Wednesday, February 20, 2008

Pleasures of Plonk

My topic today is suggested by a friend's birthday. I know it is Lent but we have to make exceptions. We have sherry before lunch and wine with it on Sundays and argue that Sundays are not part of Lent. A table friend is hanging on to something extra for Refreshment Sunday, a family reward for being brave and giving up driving at 89. A carafe on the table for a meal on the continent is a real pleasure.

It's sour grapes, but you can't beat a £5 bottle
Max Davidson laments the passing of the cheap plonk that has seen him through good times and bad.

Has it really come to this? More than a fiver, minimum, for a bottle of wine? It only seems like yesterday that I could buy a bottle of plonk at my local off-licence and have change from three quid. An entire way of life - not just for me, but for millions like me - is drawing to a close.

'There are as many different attitudes to wine as there are varieties of grape'.

Cheap wine, predict the doom-mongers at The Grocer magazine, is about to become a thing of the past. Soon, according to its annual survey of the international wine market, it will be hard to find a decent tipple for £5 in even the cheapest supermarkets.

The causes are many and complex - too much rain in Europe, too little rain in Australia, the higher price of transport and packaging - but the bottom line is what counts, and the bottom line, for me, is terrible.

It is not just the money: I can stretch to £6 a bottle, £7 at a pinch. It is the death of cheap plonk - the cheaper the better, as every plonk-lover knows - as a lifestyle choice. I feel quite bereft, as if all the friends of my youth were passing away at once.

Farewell, Rioja, my best buddy from Spain, my trusty companion when I was a student! You were there for me when I was young and poor and striving for sophistication and all my friends were drinking beer.

Farewell, Blue Nun! How often I turned up at parties with you tucked under my arm!
Farewell, Bull's Blood from Hungary! You were the cheapest of the lot, but I never held it against you. Remember that strawberry blonde we swept off her feet because she thought you were the cool new thing? You played a blinder that night, old friend.

Farewell, Valpolicella, my plonk of plonks! Have we really seen each other for the last time? You used to come in stonking two-litre bottles, like the great Italian diva you were. Quantity, not quality: you taught me that. And give my love to Lambrusco if you see him.

For serious wine-lovers, whose mantra is that you get what you pay for, the hike in prices is neither here nor there. "I would not normally touch anything under £5.99 with a bargepole," says my colleague Jonathan Ray, The Daily Telegraph's wine critic.

"You can get bargains if you shop around, but if you dig your heels in, and refuse to pay more than a fiver under any circumstances, you will be drinking such poor wine that you might as well not bother."

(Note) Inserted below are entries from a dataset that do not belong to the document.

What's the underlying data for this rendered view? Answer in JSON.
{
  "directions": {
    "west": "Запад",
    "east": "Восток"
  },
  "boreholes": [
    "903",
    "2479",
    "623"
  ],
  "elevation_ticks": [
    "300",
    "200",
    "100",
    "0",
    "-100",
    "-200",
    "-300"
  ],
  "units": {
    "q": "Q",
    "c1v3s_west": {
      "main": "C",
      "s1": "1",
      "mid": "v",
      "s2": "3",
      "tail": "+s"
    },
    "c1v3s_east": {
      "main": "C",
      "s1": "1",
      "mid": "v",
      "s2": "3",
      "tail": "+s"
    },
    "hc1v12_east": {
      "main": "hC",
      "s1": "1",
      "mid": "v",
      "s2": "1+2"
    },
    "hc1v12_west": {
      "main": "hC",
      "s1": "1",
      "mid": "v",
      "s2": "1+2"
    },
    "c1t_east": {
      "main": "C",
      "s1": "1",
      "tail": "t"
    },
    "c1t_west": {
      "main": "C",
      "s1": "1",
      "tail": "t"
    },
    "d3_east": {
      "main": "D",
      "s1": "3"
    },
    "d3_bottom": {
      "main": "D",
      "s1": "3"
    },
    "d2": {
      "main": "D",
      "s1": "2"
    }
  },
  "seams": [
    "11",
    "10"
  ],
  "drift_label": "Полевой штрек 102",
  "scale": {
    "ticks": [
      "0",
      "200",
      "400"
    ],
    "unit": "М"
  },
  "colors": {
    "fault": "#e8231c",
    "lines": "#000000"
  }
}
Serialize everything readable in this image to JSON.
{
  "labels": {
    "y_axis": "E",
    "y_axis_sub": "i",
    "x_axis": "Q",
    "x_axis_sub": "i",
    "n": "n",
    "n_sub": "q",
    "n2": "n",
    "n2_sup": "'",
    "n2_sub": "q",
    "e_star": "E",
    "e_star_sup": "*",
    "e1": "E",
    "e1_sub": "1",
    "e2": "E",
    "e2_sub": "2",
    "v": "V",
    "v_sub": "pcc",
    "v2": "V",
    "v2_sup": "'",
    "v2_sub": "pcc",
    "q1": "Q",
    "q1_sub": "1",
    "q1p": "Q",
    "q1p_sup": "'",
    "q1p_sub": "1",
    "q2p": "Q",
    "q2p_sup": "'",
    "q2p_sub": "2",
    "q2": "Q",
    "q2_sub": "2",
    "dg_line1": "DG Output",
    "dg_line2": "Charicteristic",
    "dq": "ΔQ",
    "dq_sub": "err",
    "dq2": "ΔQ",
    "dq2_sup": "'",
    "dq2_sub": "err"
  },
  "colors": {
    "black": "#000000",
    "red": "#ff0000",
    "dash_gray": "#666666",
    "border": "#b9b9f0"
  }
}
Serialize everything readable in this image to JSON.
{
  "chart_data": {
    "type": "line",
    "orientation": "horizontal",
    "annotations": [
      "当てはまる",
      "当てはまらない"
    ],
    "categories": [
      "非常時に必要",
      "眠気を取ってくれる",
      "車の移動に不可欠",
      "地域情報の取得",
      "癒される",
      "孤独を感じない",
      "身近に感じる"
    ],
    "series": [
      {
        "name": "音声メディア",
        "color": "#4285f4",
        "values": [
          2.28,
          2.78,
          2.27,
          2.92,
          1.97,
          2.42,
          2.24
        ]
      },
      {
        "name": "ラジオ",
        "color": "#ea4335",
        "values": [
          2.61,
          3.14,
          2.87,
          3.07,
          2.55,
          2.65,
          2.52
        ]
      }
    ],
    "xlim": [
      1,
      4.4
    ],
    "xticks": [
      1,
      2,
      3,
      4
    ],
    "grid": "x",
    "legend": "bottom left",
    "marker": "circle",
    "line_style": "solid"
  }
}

Those in Whitehall are also unlikely to mourn the passing of plonk, due to the association between cheap booze and binge-drinking. If young people have to pay more than a fiver a bottle, they will drink less, perhaps even drink more discerningly.

So why am I still licking my wounds? Why does a £5 minimum for a bottle of wine seem so much more of a shock to the system than the 50p chocolate bar, or the £1 litre of petrol?

I think it's because wine - more than any other consumer product, more even than clothes - reflects the sort of person you are. Do you sip or slurp?

Let the wine breathe or just uncork and let rip? In restaurants, do you make a beeline for the most expensive wine on the menu, and fantasise about blowing £10,000 on a Château Pétrus 1982? If you are bringing a bottle for your host or hostess, do you feel stingy if you pay less than £12?

There are as many different attitudes to wine as there are varieties of grape; and my own, I realise, is robustly, unashamedly plebeian. At heart, I am still that 19-year-old student, going into a shop with a few pounds in my pocket and scanning the wine labels with a single objective in mind - to find the cheapest.

It would be nice to think that there were enough of us inveterate plonk-buyers, for whom every penny spent over £3 is a source of resentment, to make some kind of a stand on the issue.

I can see us marching down Whitehall with our banners ("Protect Cheap Booze!", "Change From A Fiver!") and bottles of dodgy Bulgarian red in our rucksacks.

It will never happen, of course. Apathy will rule, wine prices will creep ever upwards, and all we will be left with is our memories.

But only fools would decry those memories - of youth, of excess, of self-indulgence in times of penury. Forget grown-up wine. With plonk, the sweetest bouquet of all is the taste of a few pence saved.